Bring the entire volume into the tip of a pipette.
VERY IMPORTANT: Once again make sure there are no air gaps. Bring a small drop of fluid outside of the tip.
Insert the tip of the pipette into the sample port and slowly dispense the library into the flowcell by slowly turning the dial of the pipette clockwise (towards 0). Do not push down on the plunger to eject the fluid.
STOP LOADING before the liquid in the tip reaches the bottom. You do not want to push any air into the flowcell
Seal the Flongle cell be folding the tab back down, using the adhesive on the seal tab. Ensure that the wheel section covers the loading port and the two dots cover each waste port. Gently press over the tab to ensure a good seal. (Do not do a wiping press, just an up-and-down press.)
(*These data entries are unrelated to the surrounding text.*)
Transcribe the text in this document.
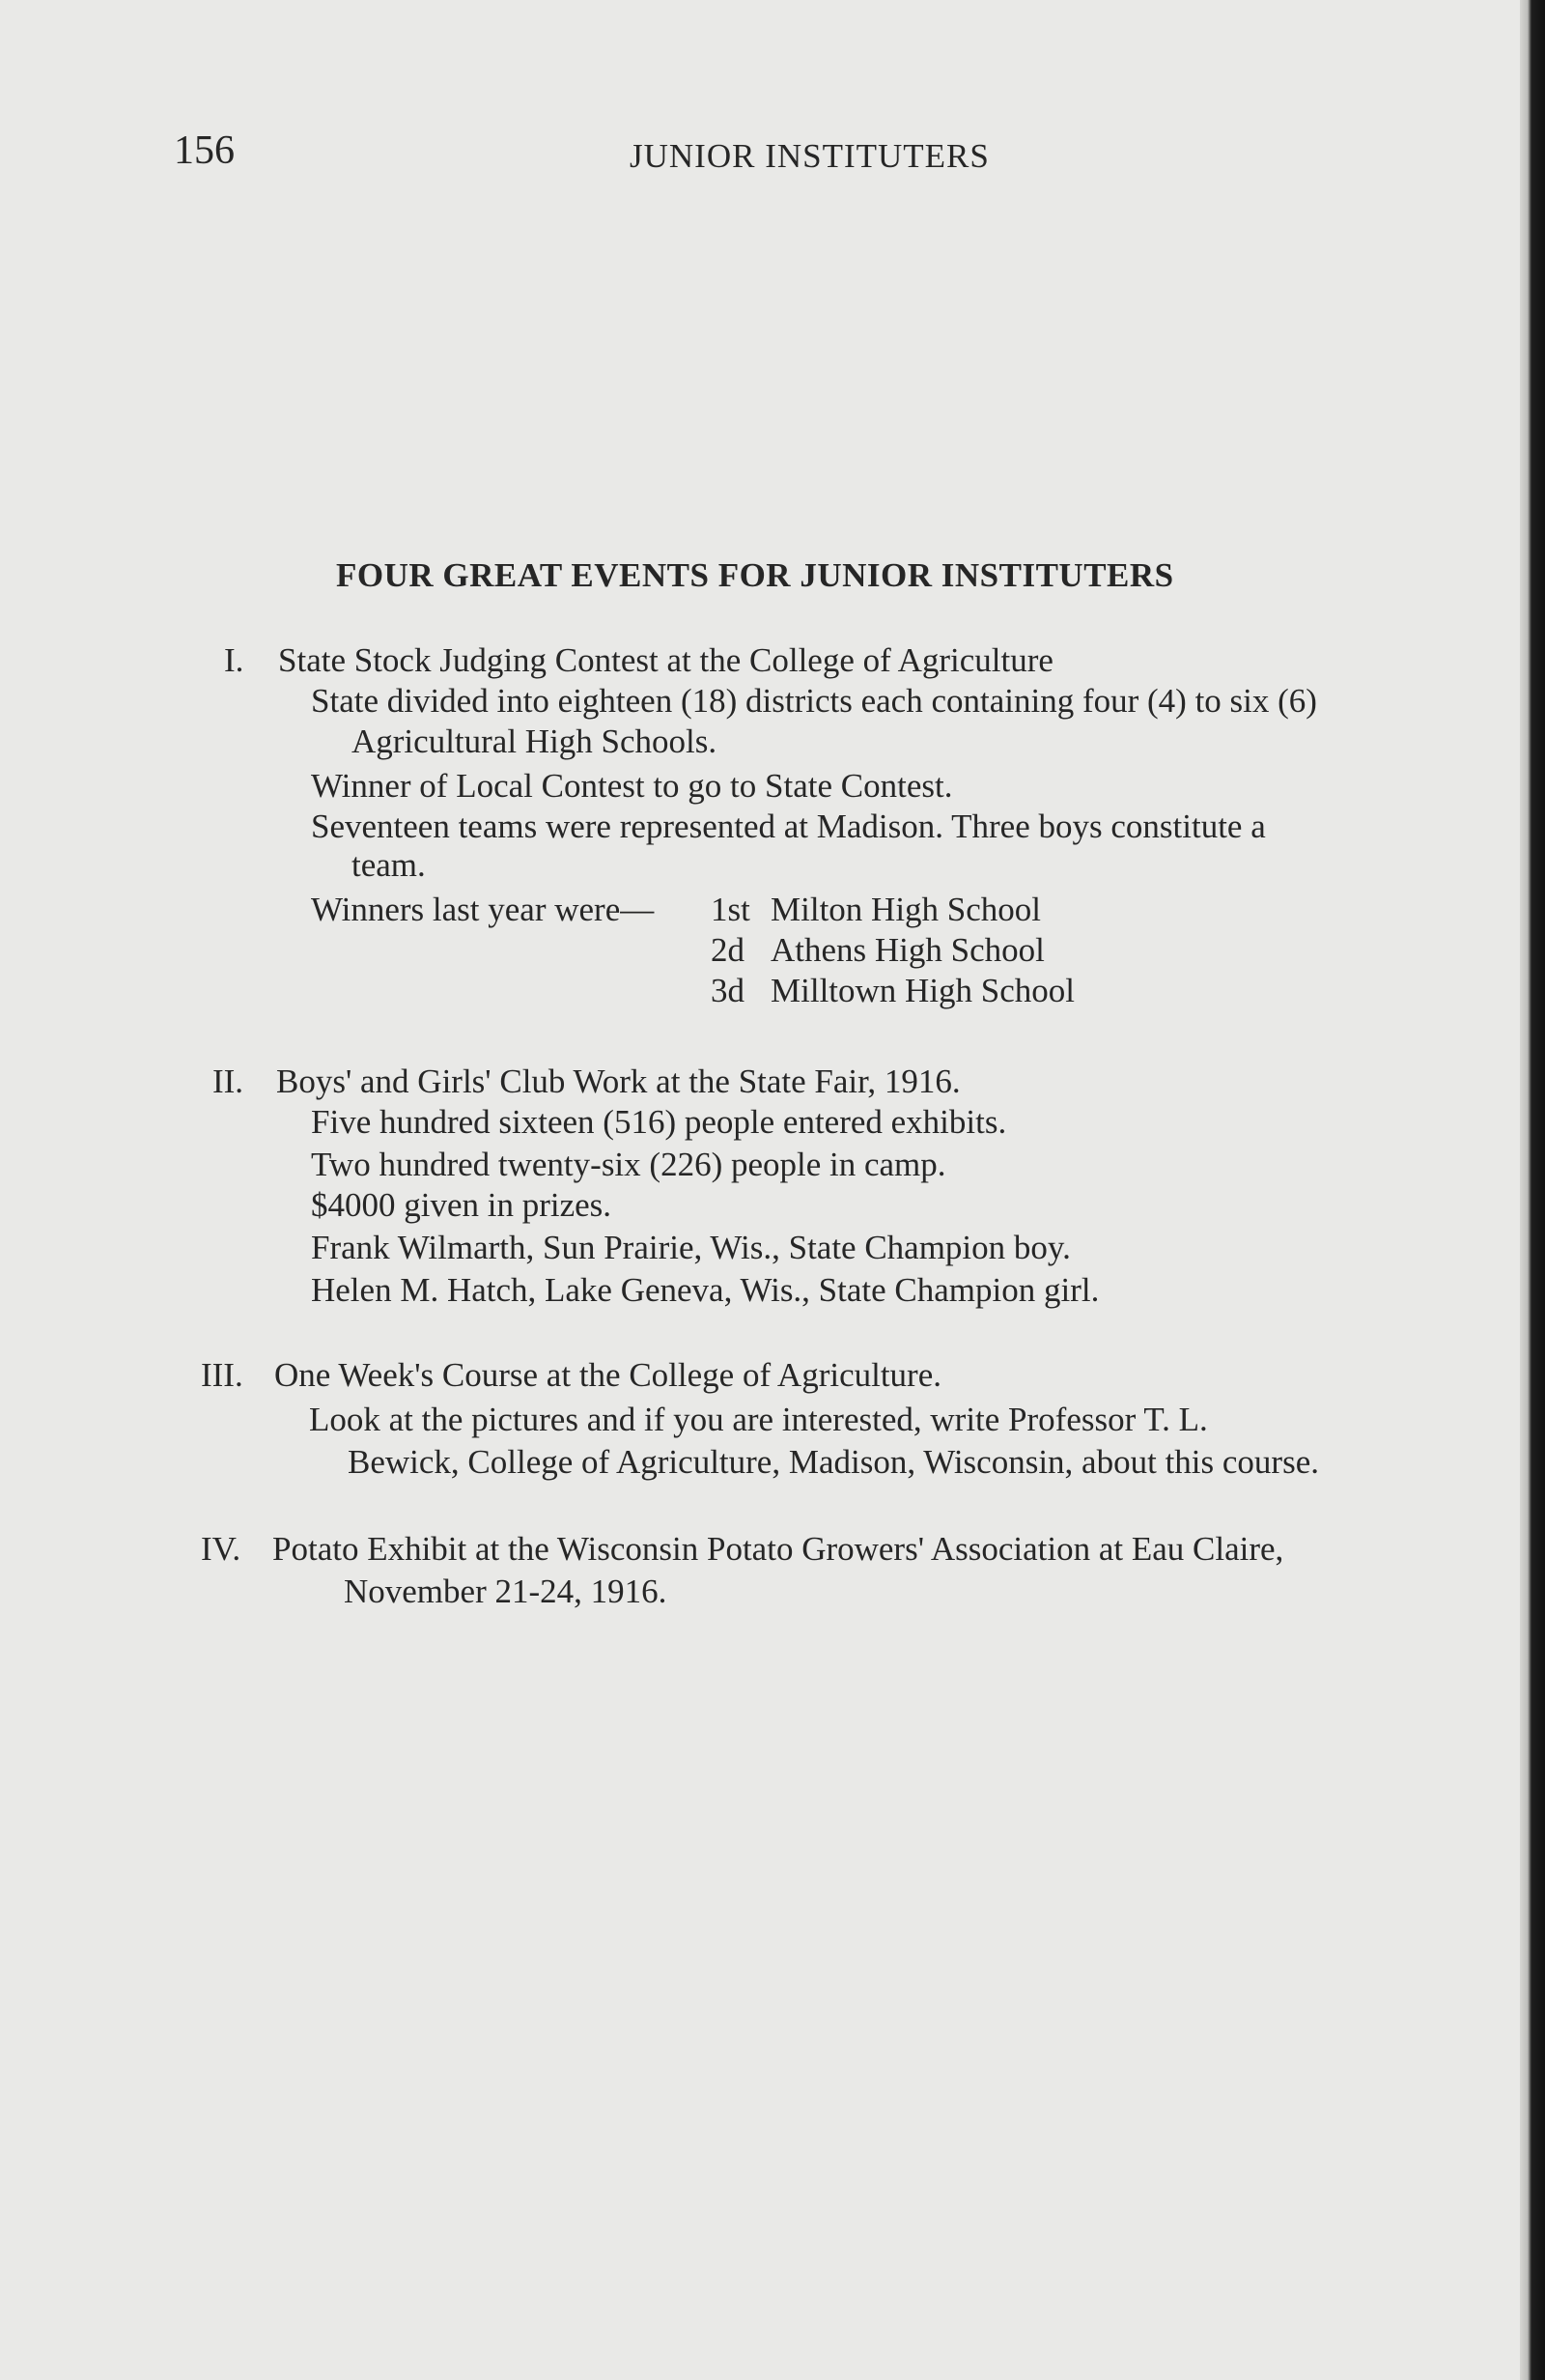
156	JUNIOR INSTITUTERS
FOUR GREAT EVENTS FOR JUNIOR INSTITUTERS
I. State Stock Judging Contest at the College of Agriculture
State divided into eighteen (18) districts each containing four (4) to six (6)
Agricultural High Schools.
Winner of Local Contest to go to State Contest.
Seventeen teams were represented at Madison. Three boys constitute a
team.
Winners last year were— 1st Milton High School
2d Athens High School
3d Milltown High School
II. Boys' and Girls' Club Work at the State Fair, 1916.
Five hundred sixteen (516) people entered exhibits.
Two hundred twenty-six (226) people in camp.
$4000 given in prizes.
Frank Wilmarth, Sun Prairie, Wis., State Champion boy.
Helen M. Hatch, Lake Geneva, Wis., State Champion girl.
III. One Week's Course at the College of Agriculture.
Look at the pictures and if you are interested, write Professor T. L.
Bewick, College of Agriculture, Madison, Wisconsin, about this course.
IV. Potato Exhibit at the Wisconsin Potato Growers' Association at Eau Claire,
November 21-24, 1916.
Close the MinION lid and start your sequencing run.
Start -> Start Sequencing
Run Name: Ex - Run16 Flow cell type: FLO-FLG114
Note: If this flow cell is not an option, you may need to update your version of MinKnow.
Step 1: Positions
Flow cell ID: Ex - Run16 Sample ID: Ex - Run16 Continue to kit selection >
Step 1: Positions
Step 2: Kit
Sample Type: DNA PCR-free: PCR Multiplexing: Yes
These three options just filter the kits to select from.
Select: Ligation Sequencing Kit (LSK-114) Continue to run options >
Step 2: Kit
Step 3: Run options
(All should be at defaults)
Run Duration: 24 hours
Minimun read length: 200 base pairs
Active Channel Selection: On
Time between pore scans: 1.5 hours
Reserve pores: off
Continue to analysis >
Step 3: Run Options
Step 4: Analysis
Basecalling: Off
Step 4: Analysis
Step 5: Output
(All should be defaults)
Output location: /var/lib/minknow/data/.
Output format: fast5
Output bulk file: on
Continue >
Step 5: Output
On the final step you can save this as a template for future runs.